Who Killed These Girls?: Cold Case: The Yogurt Shop Murders by Beverly Lowry

Who Killed These Girls?: Cold Case: The Yogurt Shop Murders by Beverly Lowry

Author:Beverly Lowry [Lowry, Beverly]
Language: eng
Format: azw3, epub
ISBN: 9780307594112
Publisher: Knopf Doubleday Publishing Group
Published: 2016-10-11T04:00:00+00:00


It became Okkervil’s most popular tune.

In a different context, W. H. Auden said something similar:

Evil is unspectacular and always human,

And shares our bed and eats at our own table…

III

THE COURTS: LAW, SCIENCE, BLUNDERS AND LUCK

CERTIFICATION

Once Judge Meurer had read the Pierce and Welborn affidavits, she picked up her phone.

“I didn’t live in Texas in 1991,” says criminal defense attorney Guillermo Gonzalez. “I knew nothing about the Yogurt Shop Murders.” Without providing a reason, the judge told Gonzalez she needed him. And when he said he already had too many commitments, “all she said was, ‘Be in my chambers this afternoon at three.’ And that”—he shrugs—“was that.”

In the landmark, unanimous 1963 decision Gideon v. Wainwright, the Supreme Court ruled that state courts were required under the Fourteenth Amendment to provide counsel in criminal cases for defendants who couldn’t afford their own attorneys, but the implementation of this ruling was left to the states. In Texas, some counties employ public defenders, while most, including Travis, use attorneys chosen by the judge and paid, if modestly, by the county. In splashy cases, judges often appoint hotshot lawyers because of the inevitable press coverage and notoriety, but it’s an iffy deal for popular attorneys. For a capital case—which can take years—in Travis County, the maximum pay for a lead defense attorney is fifty thousand dollars. “If you want to know the value Travis County places on a life,” one anti-death-penalty lawyer says, “it’s fifty grand.”

When Gonzalez and another defense attorney, Robert Icenhauer-Ramirez, arrived in Meurer’s office, she held out two affidavits, one in each hand. “Choose,” she said.

Gonzalez got Pierce, and Icenhauer-Ramirez landed Welborn. For the prosecution, Yogurt Shop belonged unreservedly to Ronnie Earle’s favorite death-penalty prosecutor, ADA Robert Smith, but he was busily involved with another capital case and therefore his colleague Howard “Buddy” Meyer would work the juvenile courtroom.

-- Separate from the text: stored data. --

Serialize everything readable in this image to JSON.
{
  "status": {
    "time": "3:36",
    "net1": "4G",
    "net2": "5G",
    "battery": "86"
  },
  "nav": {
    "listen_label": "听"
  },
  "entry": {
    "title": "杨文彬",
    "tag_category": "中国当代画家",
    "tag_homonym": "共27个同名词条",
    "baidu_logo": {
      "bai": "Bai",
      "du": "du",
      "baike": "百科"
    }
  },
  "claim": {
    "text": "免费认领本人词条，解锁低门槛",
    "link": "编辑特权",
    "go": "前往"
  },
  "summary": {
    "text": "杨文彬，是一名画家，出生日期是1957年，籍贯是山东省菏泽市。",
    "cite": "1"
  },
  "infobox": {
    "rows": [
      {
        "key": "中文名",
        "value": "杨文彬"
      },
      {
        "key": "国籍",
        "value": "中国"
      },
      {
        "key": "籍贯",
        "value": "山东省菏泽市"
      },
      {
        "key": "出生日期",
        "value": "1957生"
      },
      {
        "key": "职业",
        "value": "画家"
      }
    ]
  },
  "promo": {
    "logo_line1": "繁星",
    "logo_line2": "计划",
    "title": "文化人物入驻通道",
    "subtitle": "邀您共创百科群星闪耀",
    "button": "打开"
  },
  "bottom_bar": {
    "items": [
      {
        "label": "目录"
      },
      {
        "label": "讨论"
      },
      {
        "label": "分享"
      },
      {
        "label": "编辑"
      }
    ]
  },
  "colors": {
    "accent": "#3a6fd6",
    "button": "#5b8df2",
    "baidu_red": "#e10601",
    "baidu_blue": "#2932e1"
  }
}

Within days of the appointments, Meurer granted the attorneys’ request for a bail-reduction hearing, at which Ron Lara argued against lowering the amount because the defendants were flight risks. In rebuttal, Welborn’s mother described her son’s attachment to home and his job, his plan to buy a house for himself and his child and his family’s desire to raise the one million dollars to bond him out. Kimberli Pierce then spoke of Maurice’s strong family ties and pointed out that even after the police warned him he would be arrested, he stayed put. “Innocent people don’t run,” she insisted. In closing, defense attorneys cited two other capital cases with bail set at $250,000.

After a brief break, the judge agreed to reduce Pierce’s bond to $750,000 and Welborn’s to $375,000. The cert hearing itself would begin within thirty to sixty days and would last between ten days and three weeks. Sessions would not be held on the anniversary of the murders or the day after. In a bold move, Meurer ordered the state to make available to both defense teams the thirty-three boxes of evidentiary material the APD had gathered over the past eight years, a decision the DA’s office ardently opposed.